For simplicity, here backward slicing criteria can be automatically generated to slice on the last instruction (the first instruction for forward slicing criteria) of the main procedure for each global variable, and on the last instruction (the first definition instruction in forward slicing) of each procedure for each local variable allocated (declared) in the procedure.

To get the final IR slice result of the local variable, %z, in the procedure @inc (on its last instruction):

  $ llvm-slicing sum3.c -c z@inc

  Backward Static Slice for ["z@inc"]:
   <SourceLines> ["sum3.c: [9,12,13,15,28,33,40,41]"]: 
    %n = alloca i32 , align 4
    %i = alloca i32 , align 4
    %4 = call i32 @__isoc99_scanf ( i8* i8* getelementptr ( [3 x i8]* @.str1 ,  i32 0, i32 0 ), i32* %n )
    store i32 1 , i32* %i , align 4
    %7 = phi i32 [ [%.pre, %10], [1, %0] ]
    %8 = load i32* %n , align 4
    %9 = icmp sle i32 %7 , %8
    br i1 %9 , label %10 , label %11
    call void @A ( i32* %sum, i32* %i )
    %.pre = load i32* %i , align 4
    i32* %y
    call void @inc ( i32* %y )
    i32* %a
    i32* %b
    %3 = load i32* %a , align 4
    %4 = load i32* %b , align 4
    %5 = add nsw i32 %3 , %4
    store i32 %5 , i32* %a , align 4
    i32* %z
    %tmp = alloca i32 , align 4
    store i32* %z , i32** %1 , align 8
    store i32 1 , i32* %tmp , align 4
    call void @add ( i32* %z, i32* %tmp )

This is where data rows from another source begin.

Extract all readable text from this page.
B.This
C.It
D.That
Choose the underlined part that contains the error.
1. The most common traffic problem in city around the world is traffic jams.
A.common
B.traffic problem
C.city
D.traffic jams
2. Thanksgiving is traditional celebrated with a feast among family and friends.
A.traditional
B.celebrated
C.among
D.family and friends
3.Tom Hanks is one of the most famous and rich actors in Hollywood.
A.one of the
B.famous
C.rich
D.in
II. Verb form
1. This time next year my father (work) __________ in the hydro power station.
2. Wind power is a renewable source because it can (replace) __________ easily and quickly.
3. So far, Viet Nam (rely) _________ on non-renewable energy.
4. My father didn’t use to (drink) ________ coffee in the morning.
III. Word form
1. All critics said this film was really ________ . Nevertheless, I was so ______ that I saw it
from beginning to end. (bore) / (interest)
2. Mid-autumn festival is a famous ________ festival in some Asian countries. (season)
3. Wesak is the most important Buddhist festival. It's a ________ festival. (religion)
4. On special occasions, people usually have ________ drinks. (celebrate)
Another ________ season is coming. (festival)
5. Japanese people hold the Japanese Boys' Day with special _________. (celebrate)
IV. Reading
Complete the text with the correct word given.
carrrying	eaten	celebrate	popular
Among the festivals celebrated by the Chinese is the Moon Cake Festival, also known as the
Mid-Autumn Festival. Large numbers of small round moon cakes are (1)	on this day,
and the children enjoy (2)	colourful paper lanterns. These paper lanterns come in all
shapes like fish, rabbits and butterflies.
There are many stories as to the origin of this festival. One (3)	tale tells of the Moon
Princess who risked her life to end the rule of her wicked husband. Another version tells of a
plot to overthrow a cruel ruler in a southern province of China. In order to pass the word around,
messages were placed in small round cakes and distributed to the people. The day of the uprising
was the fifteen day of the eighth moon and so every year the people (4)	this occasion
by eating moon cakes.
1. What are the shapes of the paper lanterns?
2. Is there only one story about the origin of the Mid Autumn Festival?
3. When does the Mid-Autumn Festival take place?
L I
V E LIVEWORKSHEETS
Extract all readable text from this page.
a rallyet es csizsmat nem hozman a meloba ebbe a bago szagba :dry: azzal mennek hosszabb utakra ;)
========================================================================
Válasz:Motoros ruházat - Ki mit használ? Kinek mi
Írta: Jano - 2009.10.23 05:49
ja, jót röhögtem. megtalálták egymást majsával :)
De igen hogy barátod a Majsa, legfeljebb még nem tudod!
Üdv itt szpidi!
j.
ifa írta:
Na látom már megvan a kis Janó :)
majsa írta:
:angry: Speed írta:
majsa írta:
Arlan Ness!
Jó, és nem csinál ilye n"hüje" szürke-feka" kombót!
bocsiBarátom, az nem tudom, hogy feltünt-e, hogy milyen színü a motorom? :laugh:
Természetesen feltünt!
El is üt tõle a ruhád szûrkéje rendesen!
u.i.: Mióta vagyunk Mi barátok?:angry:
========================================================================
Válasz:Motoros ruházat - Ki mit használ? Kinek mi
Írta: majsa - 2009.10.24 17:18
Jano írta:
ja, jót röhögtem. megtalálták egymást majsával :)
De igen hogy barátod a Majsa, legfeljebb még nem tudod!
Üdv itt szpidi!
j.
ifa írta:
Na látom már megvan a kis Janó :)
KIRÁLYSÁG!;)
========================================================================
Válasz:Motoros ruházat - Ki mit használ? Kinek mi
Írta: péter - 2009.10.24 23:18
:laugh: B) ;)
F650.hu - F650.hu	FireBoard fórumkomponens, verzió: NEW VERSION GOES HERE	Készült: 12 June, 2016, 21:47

To get its forward static slice table with IFDS-based slicing method:

  $ llvm-slicing sum3.c -d Fwd -m IFDS
   
  Forward Static SliceTable:
   Variable      SrcLineNumbers  
  ------------------------------
   a@add           {"sum3.c: [13,15,16,18,19,20,23,27,28,29,31,33,35,37,40,41,42]"}
   b@add           {"sum3.c: [13,15,16,18,19,20,23,27,28,29,31,33,35,37,40,41,42]"}
   i@main          {"sum3.c: [12,13,15,16,18,19,20,23,27,28,29,31,33,35,37,40,41,42]"}
   n@main          {"sum3.c: [9,13,15,16,18,19,20,23,27,28,29,31,33,35,37,40,41,42]"}
   sum@main        {"sum3.c: [11,18,33]"}
   tmp@inc         {"sum3.c: [13,15,16,18,19,20,23,27,28,29,31,33,35,37,40,41,42]"}
   x@A             {"sum3.c: [18,33]"}
   y@A             {"sum3.c: [13,15,16,18,19,20,23,27,28,29,31,33,35,37,40,41,42]"}
   z@inc           {"sum3.c: [13,15,16,18,19,20,23,27,28,29,31,33,35,37,40,41,42]"}

To print its LLVM IR SDG:

  $ llvm-slicing sum3.c -g Sdg

SDG for sum3.c

For more slice results of sum3.c, please visit the folder test/C/sample.